Thank you for letting us know the limit of upsets.  I wasn't aware there was a line, frankly, but then I don't spend my entire day drinking lighter fluid, like I presume Daugherty does.  And the reason I presume this, in addition to the inanity of his premise, is his skill in defending it.

  (Get me) a semifinal featuring Syracuse, Kansas State, Ohio State or Georgetown.

Really?  It would be better if Georgetown, a team that couldn't get out of the first round, got crushed, is in the Final Four?  Syracuse and Kansas State should be there, even though they both lost to Butler?  Please tell me how you defend this aristocracy.  Why do I have the feeling you are soon going to bring up...

Or Kentucky and Kansas -- as good as Yankees and Red Sox -- scrumming for their latest Shining Moment.
The Phillies played the Rays in the World Series two years ago. Both deserved to be there. The Rays were a great story. Nobody watched.



  1. Sports are booooring! Write about how hot Roxana Saberi is instead.

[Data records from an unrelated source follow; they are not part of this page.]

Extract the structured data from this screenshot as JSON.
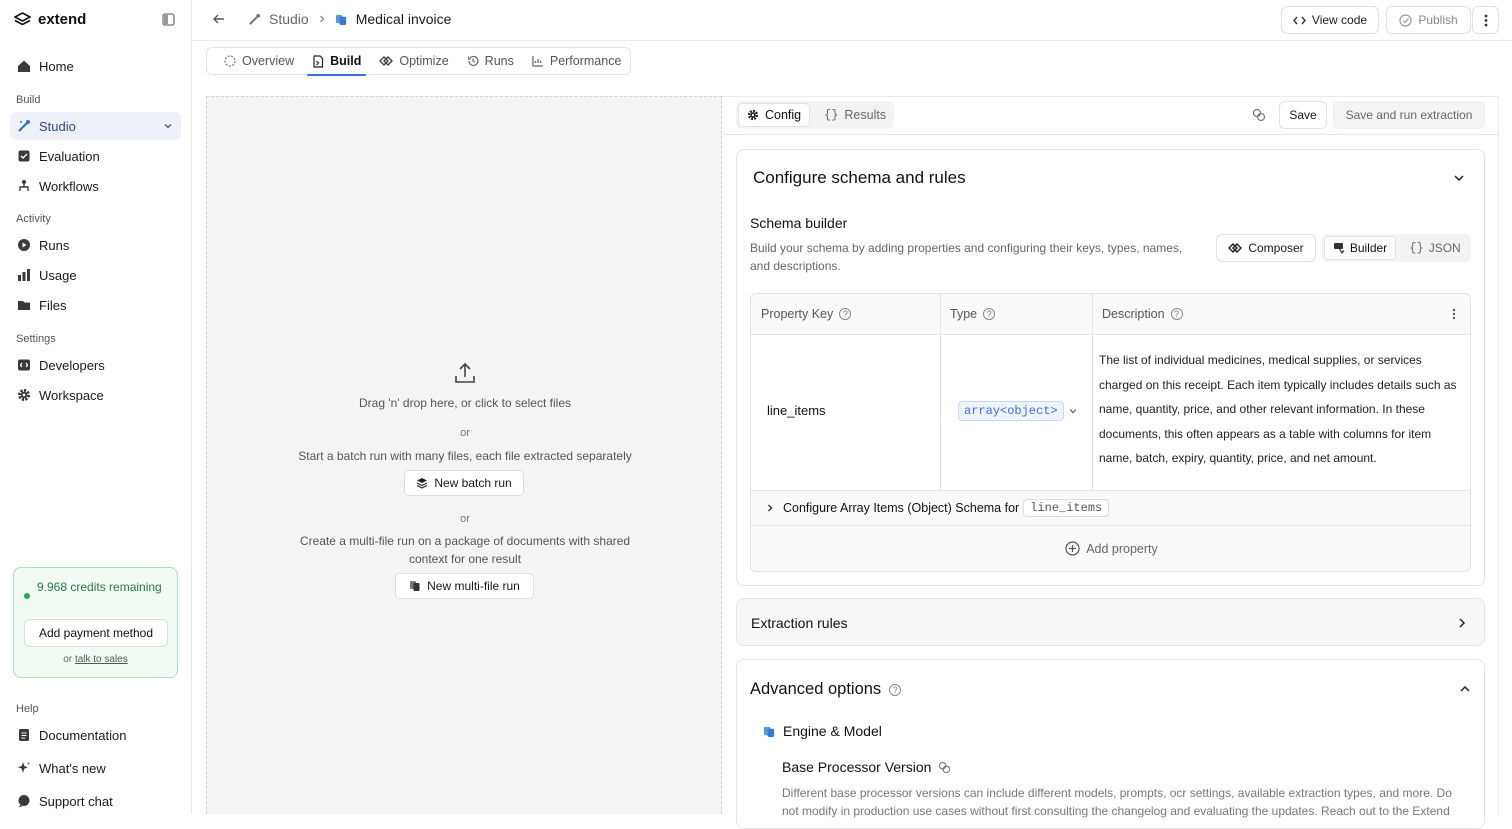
{
  "app": {
    "name": "extend"
  },
  "sidebar": {
    "home": "Home",
    "sections": {
      "build": "Build",
      "activity": "Activity",
      "settings": "Settings",
      "help": "Help"
    },
    "build_items": [
      "Studio",
      "Evaluation",
      "Workflows"
    ],
    "activity_items": [
      "Runs",
      "Usage",
      "Files"
    ],
    "settings_items": [
      "Developers",
      "Workspace"
    ],
    "help_items": [
      "Documentation",
      "What's new",
      "Support chat"
    ],
    "credits": {
      "text": "9.968 credits remaining",
      "button": "Add payment method",
      "or": "or",
      "sales_link": "talk to sales"
    }
  },
  "header": {
    "breadcrumb_parent": "Studio",
    "breadcrumb_current": "Medical invoice",
    "view_code": "View code",
    "publish": "Publish"
  },
  "tabs": [
    "Overview",
    "Build",
    "Optimize",
    "Runs",
    "Performance"
  ],
  "upload": {
    "drop_text": "Drag 'n' drop here, or click to select files",
    "or": "or",
    "batch_text": "Start a batch run with many files, each file extracted separately",
    "batch_button": "New batch run",
    "multi_text_1": "Create a multi-file run on a package of documents with shared",
    "multi_text_2": "context for one result",
    "multi_button": "New multi-file run"
  },
  "config": {
    "tab_config": "Config",
    "tab_results": "Results",
    "save": "Save",
    "save_run": "Save and run extraction",
    "schema_title": "Configure schema and rules",
    "builder_title": "Schema builder",
    "builder_desc_1": "Build your schema by adding properties and configuring their keys, types, names,",
    "builder_desc_2": "and descriptions.",
    "mode_composer": "Composer",
    "mode_builder": "Builder",
    "mode_json": "JSON",
    "table": {
      "col_key": "Property Key",
      "col_type": "Type",
      "col_desc": "Description",
      "row_key": "line_items",
      "row_type": "array<object>",
      "row_desc_lines": [
        "The list of individual medicines, medical supplies, or services",
        "charged on this receipt. Each item typically includes details such as",
        "name, quantity, price, and other relevant information. In these",
        "documents, this often appears as a table with columns for item",
        "name, batch, expiry, quantity, price, and net amount."
      ],
      "configure_text": "Configure Array Items (Object) Schema for",
      "configure_key": "line_items",
      "add_property": "Add property"
    },
    "extraction_rules": "Extraction rules",
    "advanced_title": "Advanced options",
    "engine_title": "Engine & Model",
    "base_title": "Base Processor Version",
    "base_desc_1": "Different base processor versions can include different models, prompts, ocr settings, available extraction types, and more. Do",
    "base_desc_2": "not modify in production use cases without first consulting the changelog and evaluating the updates. Reach out to the Extend"
  }
}
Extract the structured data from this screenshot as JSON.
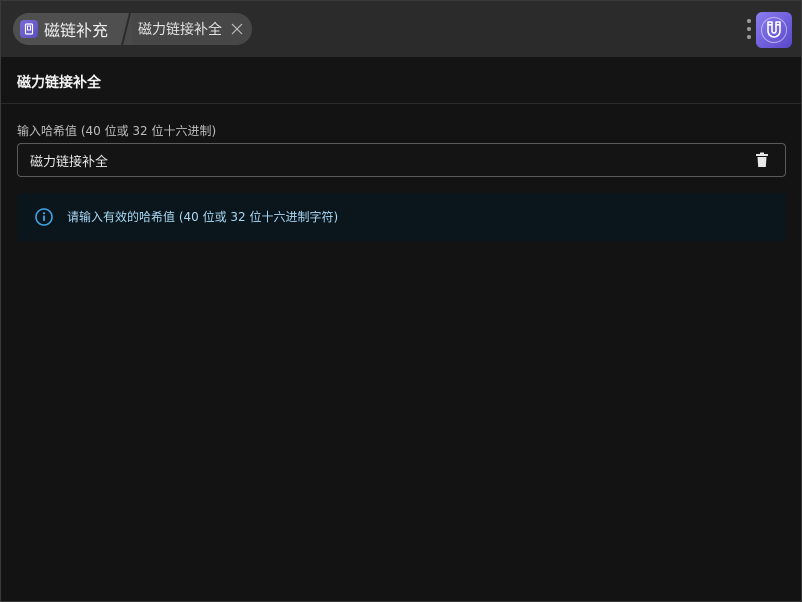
{
  "titlebar": {
    "app_label": "磁链补充",
    "current_page": "磁力链接补全"
  },
  "header": {
    "title": "磁力链接补全"
  },
  "form": {
    "hash_label": "输入哈希值 (40 位或 32 位十六进制)",
    "hash_value": "磁力链接补全",
    "hash_placeholder": ""
  },
  "alert": {
    "message": "请输入有效的哈希值 (40 位或 32 位十六进制字符)"
  },
  "colors": {
    "accent": "#7a6ad6",
    "info": "#3da4e6",
    "info_text": "#a9d8f5"
  },
  "icons": [
    "app-icon",
    "close-icon",
    "more-vertical-icon",
    "magnet-logo-icon",
    "trash-icon",
    "info-icon"
  ]
}
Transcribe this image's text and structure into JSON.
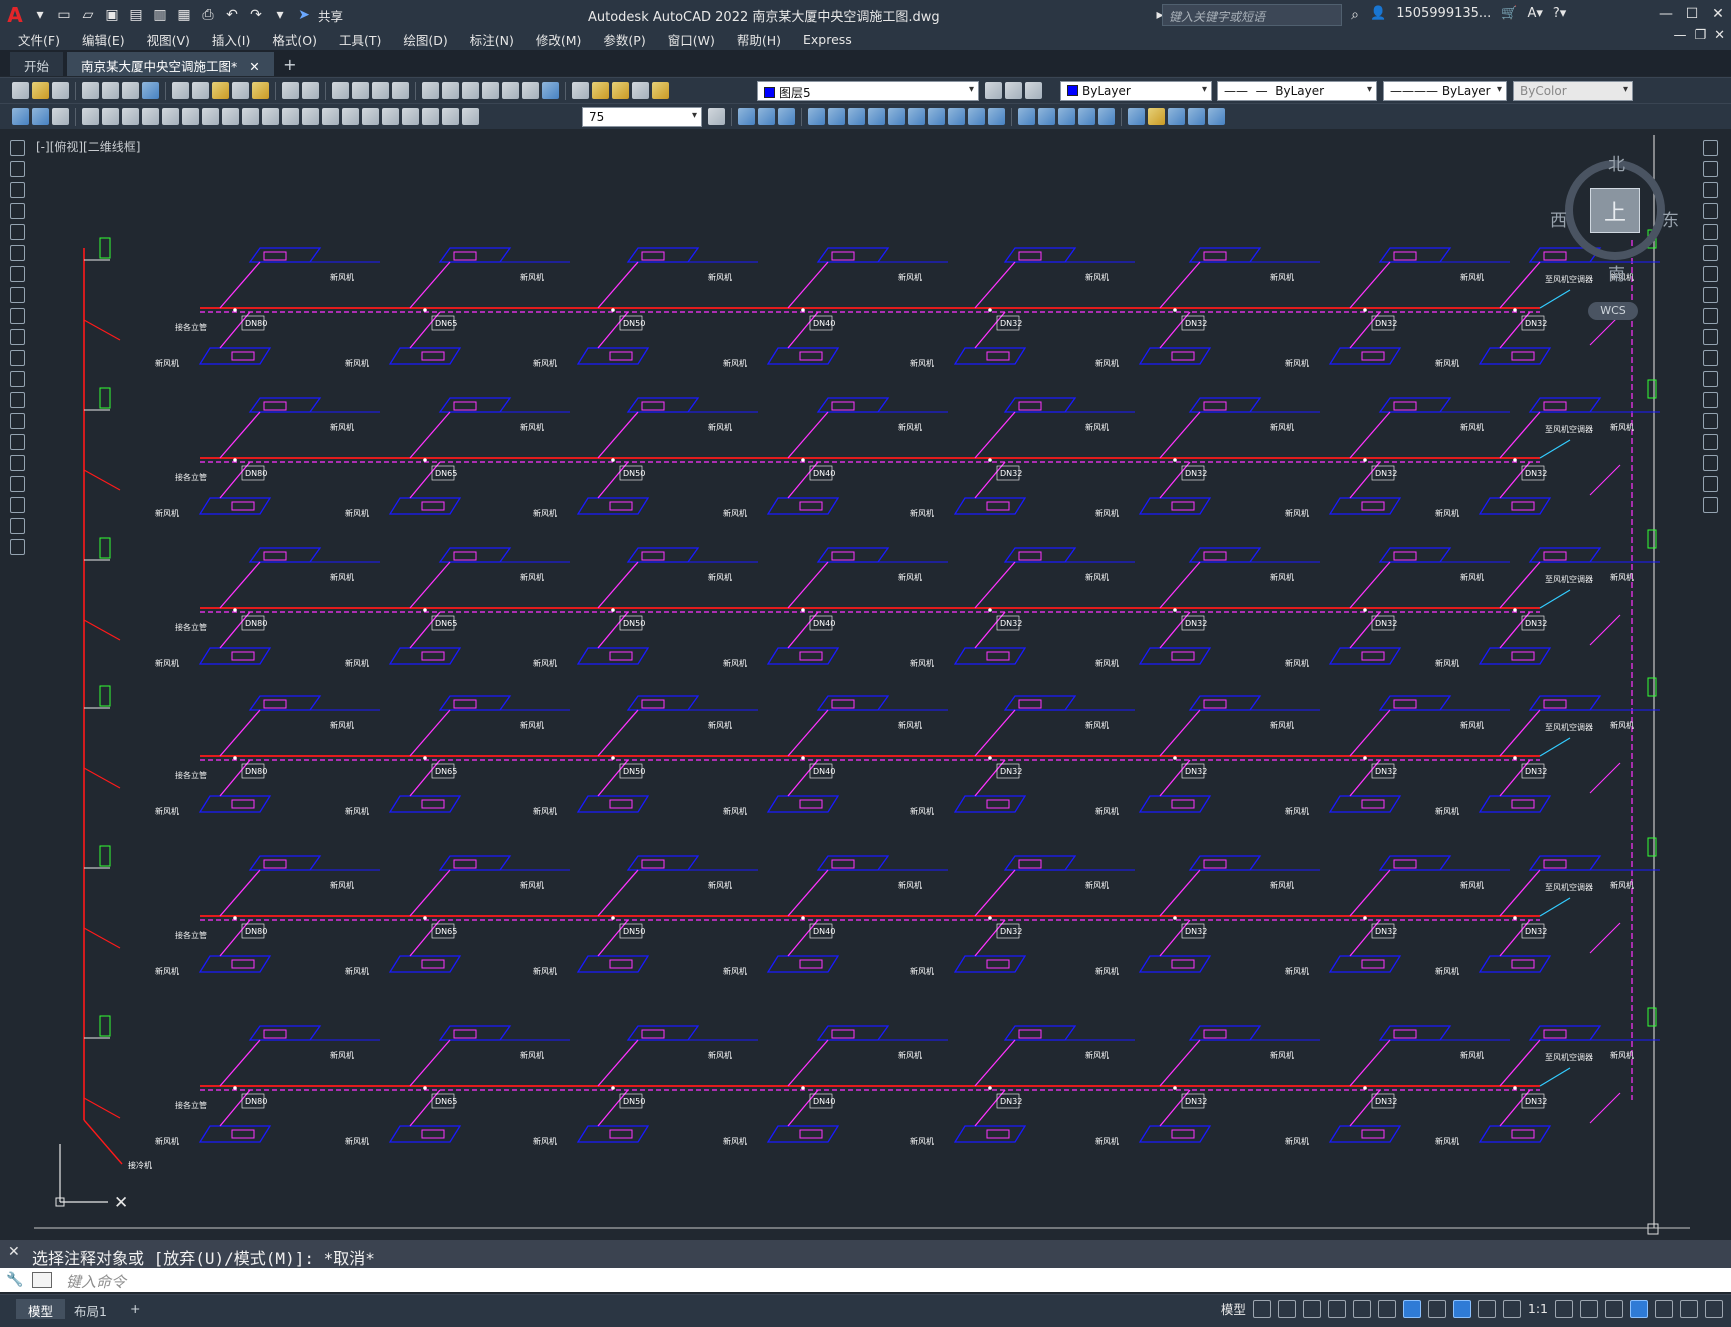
{
  "app": {
    "title": "Autodesk AutoCAD 2022    南京某大厦中央空调施工图.dwg",
    "share_label": "共享",
    "search_placeholder": "键入关键字或短语",
    "user": "1505999135..."
  },
  "menu": [
    "文件(F)",
    "编辑(E)",
    "视图(V)",
    "插入(I)",
    "格式(O)",
    "工具(T)",
    "绘图(D)",
    "标注(N)",
    "修改(M)",
    "参数(P)",
    "窗口(W)",
    "帮助(H)",
    "Express"
  ],
  "doc_tabs": [
    {
      "label": "开始"
    },
    {
      "label": "南京某大厦中央空调施工图*"
    }
  ],
  "toolbar": {
    "layer_name": "图层5",
    "layer_color": "#0000ff",
    "color_value": "ByLayer",
    "linetype_value": "ByLayer",
    "lineweight_value": "ByLayer",
    "plotstyle_value": "ByColor",
    "dim_scale": "75"
  },
  "viewport": {
    "view_label": "[-][俯视][二维线框]",
    "north": "北",
    "south": "南",
    "east": "东",
    "west": "西",
    "cube_face": "上",
    "wcs": "WCS",
    "ucs_y": "Y"
  },
  "drawing_labels": {
    "equipment": "新风机",
    "left_text": "接各立管",
    "right_text": "至风机空调器",
    "pipe_sizes": [
      "DN80",
      "DN65",
      "DN50",
      "DN40",
      "DN32"
    ],
    "bottom_note": "接冷机"
  },
  "command": {
    "history": "选择注释对象或 [放弃(U)/模式(M)]: *取消*",
    "placeholder": "键入命令"
  },
  "statusbar": {
    "tabs": [
      "模型",
      "布局1"
    ],
    "model_label": "模型",
    "scale": "1:1"
  },
  "colors": {
    "background": "#212830",
    "pipe_red": "#ff1a1a",
    "duct_blue": "#1a1aff",
    "magenta": "#ff33ff",
    "green": "#33ff33"
  }
}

  2. He's right! She's like the Betty Grable of our modern times.

  3. Who's Betty Grable?

  4. Shut up, that's who.

  5. I care nothing for sports. OK, that's not true. I care nothing for sports unless the athletes in question are really, really cute.

    However, I will root like the dickens for Butler if it ends up being them vs. Duke. Because I totally hate Duke.

  6. Congratulations on Butler's advancing to the finals.